One thing I found with many people who have done monastic practice is that they went really deep in a way. They dove inside of themselves. Discovered something innate, beautiful, liberating. But somehow they did not find a way to make it their own. They did not find in their process a way to make it a realization of everything they do. It must be that what we realize is a different way of experiencing everything, not just a way to experience enlightenment in isolation. We have to find a way to have practice be something that is happening all the time. This takes incredible creativity. To deepen into each experience. To remember to remember. To not be lazy with this. To not make life dual. When looking at the trees when out for a walk, to be removing the barrier between ourselves and the trees. To allow zazen into our lives at each moment, playing, exploring, testing.
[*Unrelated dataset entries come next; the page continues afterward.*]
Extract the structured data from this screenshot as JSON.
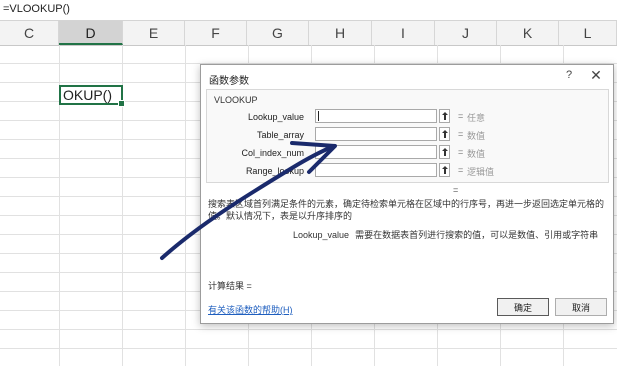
{
  "formula_bar": {
    "text": "=VLOOKUP()"
  },
  "columns": [
    "C",
    "D",
    "E",
    "F",
    "G",
    "H",
    "I",
    "J",
    "K",
    "L"
  ],
  "selected_column": "D",
  "active_cell": {
    "text": "OKUP()"
  },
  "dialog": {
    "title": "函数参数",
    "help_icon": "?",
    "close_icon": "✕",
    "function_name": "VLOOKUP",
    "args": [
      {
        "label": "Lookup_value",
        "eq": "=",
        "hint": "任意"
      },
      {
        "label": "Table_array",
        "eq": "=",
        "hint": "数值"
      },
      {
        "label": "Col_index_num",
        "eq": "=",
        "hint": "数值"
      },
      {
        "label": "Range_lookup",
        "eq": "=",
        "hint": "逻辑值"
      }
    ],
    "result_eq": "=",
    "description": "搜索表区域首列满足条件的元素，确定待检索单元格在区域中的行序号，再进一步返回选定单元格的值。默认情况下，表是以升序排序的",
    "param_name": "Lookup_value",
    "param_description": "需要在数据表首列进行搜索的值，可以是数值、引用或字符串",
    "calc_result": "计算结果 =",
    "help_link": "有关该函数的帮助(H)",
    "ok_label": "确定",
    "cancel_label": "取消"
  },
  "colors": {
    "accent": "#217346",
    "link": "#1f5fbf",
    "annotation_ink": "#1a2a6c"
  }
}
A life of honest creativity. How can zazen be right now? How can it be in all moments? When is it hard for me to do zazen? At the busy farmers market with all of the noise and people to see? Or with a two year old smacking me with a toy car? Or a teenager slamming doors? The point for me is that there is great need for constantly being very curious, fascinated with the possibility of deepening our lives at each moment. This is trying to happen anyway, so we’ve just got to get with the program.
We must live a fresh life. Full of mistakes and tough times and stress. But with a joy running through all of them, being right in the middle of our experience, being uplifted by this great life energy. Sharing this very humbling light with everyone. This is the ever deepening and joyous work of this dad and husband and artist. Including everything. Living in the breath of life, in the palm of the Buddha. Integrating kensho into this life.